Et si on ne connait pas la vitesse du son dans l’air ? Cela fait une quatrième inconnue, il faut donc un quatrième capteur. Une valeur erronée de la vitesse donne des hyperboles qui ne se coupent pas. Par essais et erreurs, on peut trouver la bonne valeur de la vitesse, celle qui fait se couper les hyperboles.
Moralité : Avec peu d’informations, on parvient tout de même à déterminer, outre la position de la source (le canon), une propriété du milieu ambiant (la vitesse).
III. Sismologie classique
Le même principe s’applique aux ondes sismiques. La différence, c’est que la vitesse de propagation des ondes sismiques n’est pas partout la même. D’ailleurs, cette vitesse est caractéristique des roches traversées. La connaître permet de déterminer la composition du sous-sol.
Un sismogramme, c’est une mesure du mouvement vertical du sol. Du bruit, puis, de temps en temps, une oscillation forte et de courte durée, trace du passage de l’onde émise par un évènement violent, en général un tremblement de terre.

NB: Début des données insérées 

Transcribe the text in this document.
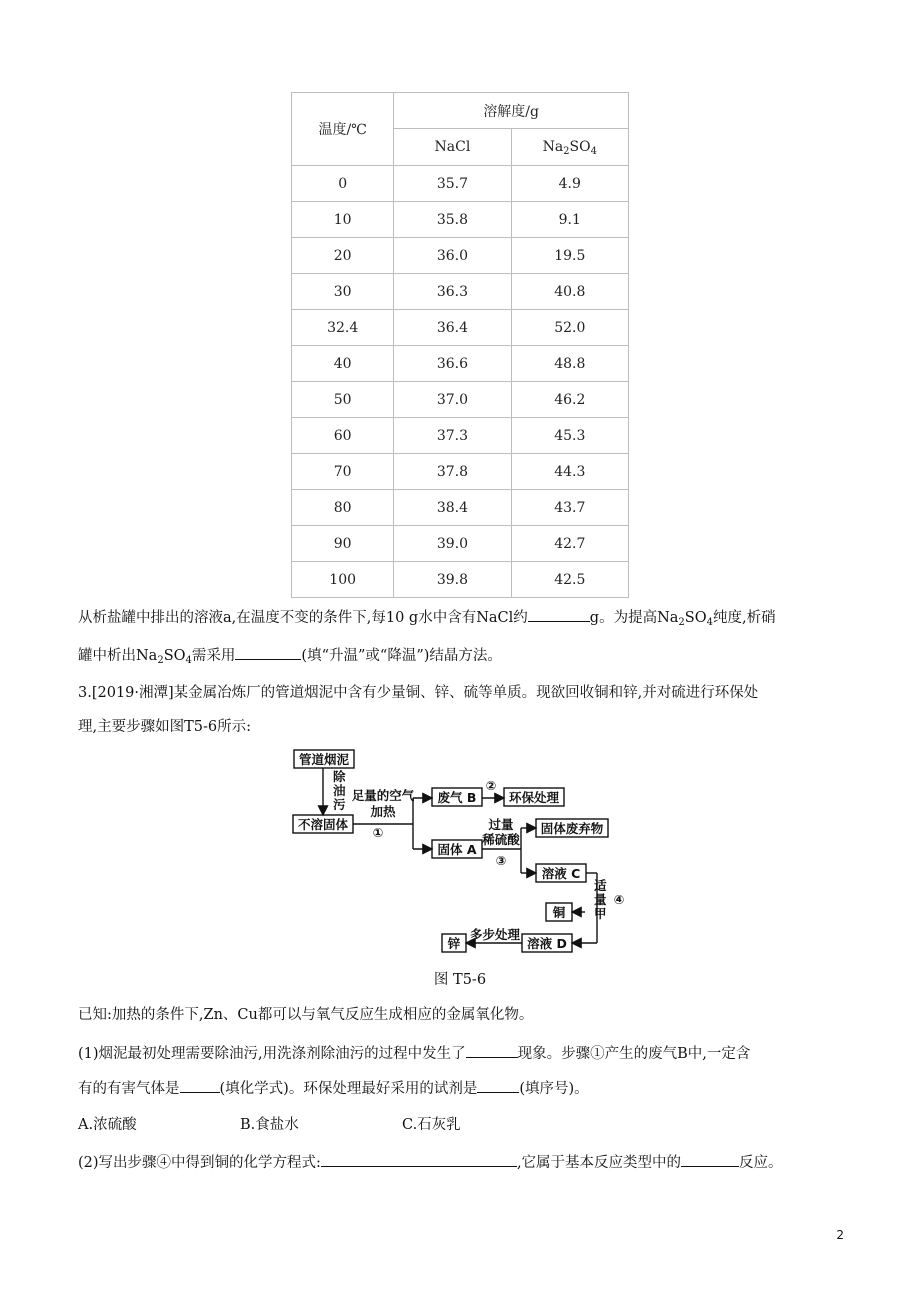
温度/℃	溶解度/g	
	NaCl	$Na_2SO_4$
0	35.7	4.9
10	35.8	9.1
20	36.0	19.5
30	36.3	40.8
32.4	36.4	52.0
40	36.6	48.8
50	37.0	46.2
60	37.3	45.3
70	37.8	44.3
80	38.4	43.7
90	39.0	42.7
100	39.8	42.5
从析盐罐中排出的溶液a,在温度不变的条件下,每10 g水中含有NaCl约	g。为提高$Na_2SO_4$纯度,析硝
罐中析出$Na_2SO_4$需采用	(填“升温”或“降温”)结晶方法。
3.[2019·湘潭]某金属冶炼厂的管道烟泥中含有少量铜、锌、硫等单质。现欲回收铜和锌,并对硫进行环保处
理,主要步骤如图T5-6所示:
管道烟泥
除
油
污
不溶固体
足量的空气
加热
①
废气 B
②
环保处理
固体 A
过量
稀硫酸
③
固体废弃物
溶液 C
适
量
甲
④
铜
溶液 D
多步处理
锌
图 T5-6
已知:加热的条件下,Zn、Cu都可以与氧气反应生成相应的金属氧化物。
(1)烟泥最初处理需要除油污,用洗涤剂除油污的过程中发生了	现象。步骤①产生的废气B中,一定含
有的有害气体是	(填化学式)。环保处理最好采用的试剂是	(填序号)。
A.浓硫酸	B.食盐水	C.石灰乳
(2)写出步骤④中得到铜的化学方程式:	,它属于基本反应类型中的	反应。
2
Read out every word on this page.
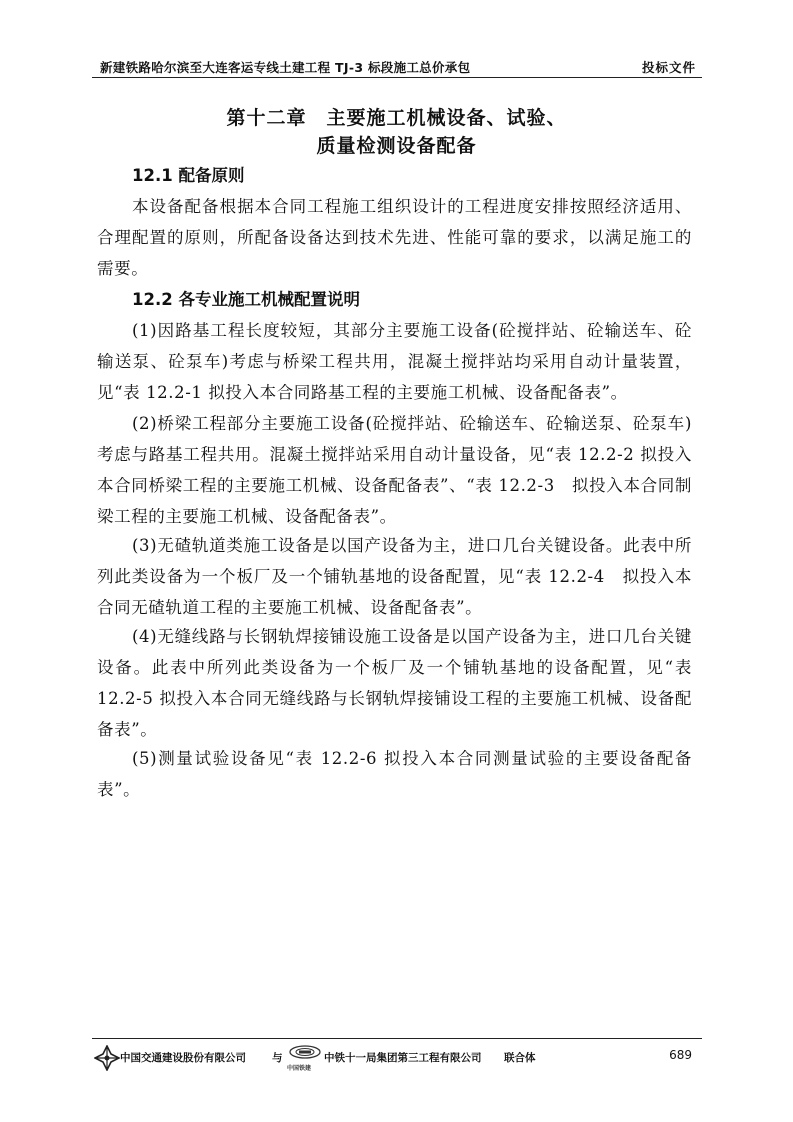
新建铁路哈尔滨至大连客运专线土建工程 TJ-3 标段施工总价承包	投标文件
第十二章　主要施工机械设备、试验、
质量检测设备配备
12.1 配备原则
本设备配备根据本合同工程施工组织设计的工程进度安排按照经济适用、合理配置的原则，所配备设备达到技术先进、性能可靠的要求，以满足施工的需要。
12.2 各专业施工机械配置说明
(1)因路基工程长度较短，其部分主要施工设备(砼搅拌站、砼输送车、砼输送泵、砼泵车)考虑与桥梁工程共用，混凝土搅拌站均采用自动计量装置，见“表 12.2-1 拟投入本合同路基工程的主要施工机械、设备配备表”。
(2)桥梁工程部分主要施工设备(砼搅拌站、砼输送车、砼输送泵、砼泵车) 考虑与路基工程共用。混凝土搅拌站采用自动计量设备，见“表 12.2-2 拟投入本合同桥梁工程的主要施工机械、设备配备表”、“表 12.2-3　拟投入本合同制梁工程的主要施工机械、设备配备表”。
(3)无碴轨道类施工设备是以国产设备为主，进口几台关键设备。此表中所列此类设备为一个板厂及一个铺轨基地的设备配置，见“表 12.2-4　拟投入本合同无碴轨道工程的主要施工机械、设备配备表”。
(4)无缝线路与长钢轨焊接铺设施工设备是以国产设备为主，进口几台关键设备。此表中所列此类设备为一个板厂及一个铺轨基地的设备配置，见“表 12.2-5 拟投入本合同无缝线路与长钢轨焊接铺设工程的主要施工机械、设备配备表”。
(5)测量试验设备见“表 12.2-6 拟投入本合同测量试验的主要设备配备表”。
中国交通建设股份有限公司 与
中国铁建
中铁十一局集团第三工程有限公司 联合体	689
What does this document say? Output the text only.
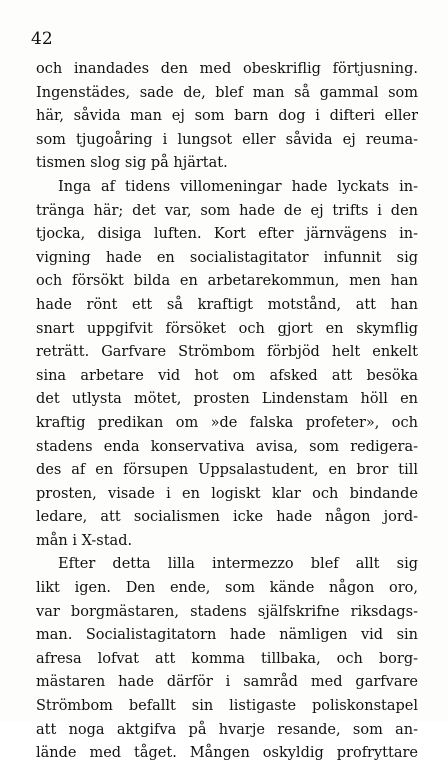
42
och inandades den med obeskriflig förtjusning.
Ingenstädes, sade de, blef man så gammal som
här, såvida man ej som barn dog i difteri eller
som tjugoåring i lungsot eller såvida ej reuma-
tismen slog sig på hjärtat.
Inga af tidens villomeningar hade lyckats in-
tränga här; det var, som hade de ej trifts i den
tjocka, disiga luften. Kort efter järnvägens in-
vigning hade en socialistagitator infunnit sig
och försökt bilda en arbetarekommun, men han
hade rönt ett så kraftigt motstånd, att han
snart uppgifvit försöket och gjort en skymflig
reträtt. Garfvare Strömbom förbjöd helt enkelt
sina arbetare vid hot om afsked att besöka
det utlysta mötet, prosten Lindenstam höll en
kraftig predikan om »de falska profeter», och
stadens enda konservativa avisa, som redigera-
des af en försupen Uppsalastudent, en bror till
prosten, visade i en logiskt klar och bindande
ledare, att socialismen icke hade någon jord-
mån i X-stad.
Efter detta lilla intermezzo blef allt sig
likt igen. Den ende, som kände någon oro,
var borgmästaren, stadens själfskrifne riksdags-
man. Socialistagitatorn hade nämligen vid sin
afresa lofvat att komma tillbaka, och borg-
mästaren hade därför i samråd med garfvare
Strömbom befallt sin listigaste poliskonstapel
att noga aktgifva på hvarje resande, som an-
lände med tåget. Mången oskyldig profryttare
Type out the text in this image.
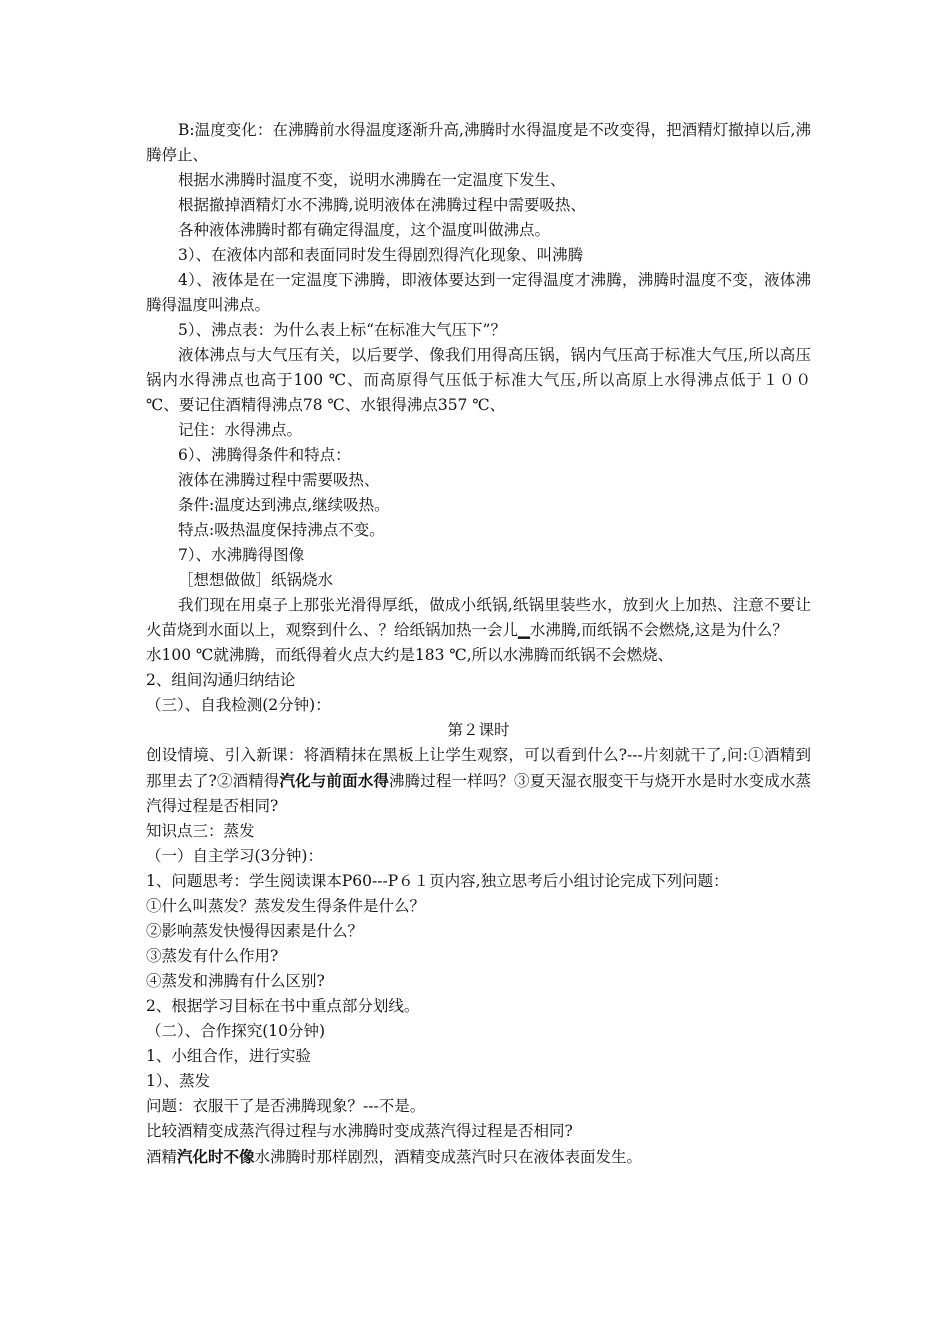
B:温度变化：在沸腾前水得温度逐渐升高,沸腾时水得温度是不改变得，把酒精灯撤掉以后,沸腾停止、

根据水沸腾时温度不变，说明水沸腾在一定温度下发生、

根据撤掉酒精灯水不沸腾,说明液体在沸腾过程中需要吸热、

各种液体沸腾时都有确定得温度，这个温度叫做沸点。

3）、在液体内部和表面同时发生得剧烈得汽化现象、叫沸腾

4）、液体是在一定温度下沸腾，即液体要达到一定得温度才沸腾，沸腾时温度不变，液体沸腾得温度叫沸点。

5）、沸点表：为什么表上标“在标准大气压下”？

液体沸点与大气压有关，以后要学、像我们用得高压锅，锅内气压高于标准大气压,所以高压锅内水得沸点也高于100 ℃、而高原得气压低于标准大气压,所以高原上水得沸点低于１００ ℃、要记住酒精得沸点78 ℃、水银得沸点357 ℃、

记住：水得沸点。

6）、沸腾得条件和特点：

液体在沸腾过程中需要吸热、

条件:温度达到沸点,继续吸热。

特点:吸热温度保持沸点不变。

7）、水沸腾得图像

［想想做做］纸锅烧水

我们现在用桌子上那张光滑得厚纸，做成小纸锅,纸锅里装些水，放到火上加热、注意不要让火苗烧到水面以上，观察到什么、？给纸锅加热一会儿▁水沸腾,而纸锅不会燃烧,这是为什么？

水100 ℃就沸腾，而纸得着火点大约是183 ℃,所以水沸腾而纸锅不会燃烧、

2、组间沟通归纳结论

（三）、自我检测(2分钟)：

第２课时

创设情境、引入新课：将酒精抹在黑板上让学生观察，可以看到什么?---片刻就干了,问:①酒精到那里去了?②酒精得汽化与前面水得沸腾过程一样吗？③夏天湿衣服变干与烧开水是时水变成水蒸汽得过程是否相同?

知识点三：蒸发

（一）自主学习(3分钟)：

1、问题思考：学生阅读课本P60---P６１页内容,独立思考后小组讨论完成下列问题：

①什么叫蒸发？蒸发发生得条件是什么？

②影响蒸发快慢得因素是什么？

③蒸发有什么作用?

④蒸发和沸腾有什么区别?

2、根据学习目标在书中重点部分划线。

（二）、合作探究(10分钟)

1、小组合作，进行实验

1）、蒸发

问题：衣服干了是否沸腾现象？---不是。

比较酒精变成蒸汽得过程与水沸腾时变成蒸汽得过程是否相同?

酒精汽化时不像水沸腾时那样剧烈，酒精变成蒸汽时只在液体表面发生。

La Californie s’est dotée d’un réseau de plusieurs centaines de capteurs. Au fil du temps, on a accumulé des années de mesures, dont quelques dizaines de tremblements de terre. Cela fait des dizaines de milliers de données. Les inconnues, ce sont les positions et instants des tremblements de terre, et la carte de la vitesse de propagation, soient quelques dizaines de milliers d’inconnues. La méthode a donné des résultats. On observe en particulier une lentille sismique (zone où la vitesse est grande, c’est un facteur de risque) précisément sous la ville de Los Angeles.
IV. Sismique exploratoire
C’est la demande de l’industrie, notamment pétrolière (80% des bénéfices dépendent de l’exploration, 2/3 des forages sont des succès de nos jours). Les sources sont de gros camions qui posent leur ventre sur les routes et remuent du popotin. Pour l’exploration off-shore, on utilise des canons à air. La zone à imager est plus petite (10km de côté en 3D), mais on récolte des quantités énormes de données, typiquement quelques dizaines de téraoctets. D’où le besoin d’ordinateurs, et surtout, de mathématiques : traitement de données massives, etc…
V. Le bruit
Le défaut de la méthode classique, c’est qu’il faut attendre le tremblement de terre. Pourquoi ne pas utiliser le bruit ? Son origine ? A basse fréquence (<1 Hz), nous avons montré qu’il résulte du couplage entre la houle marine et la terre. Nous avions fait cette hypothèse, car, en Californie, le bruit voyage d’ouest en est. Notre hypothèse a été confirmée un jour d’août 2005, lorsqu’on a observé l’inversion du sens de passage des ondes : c’était le bruit des vagues provoquées par l’ouragan Katrina.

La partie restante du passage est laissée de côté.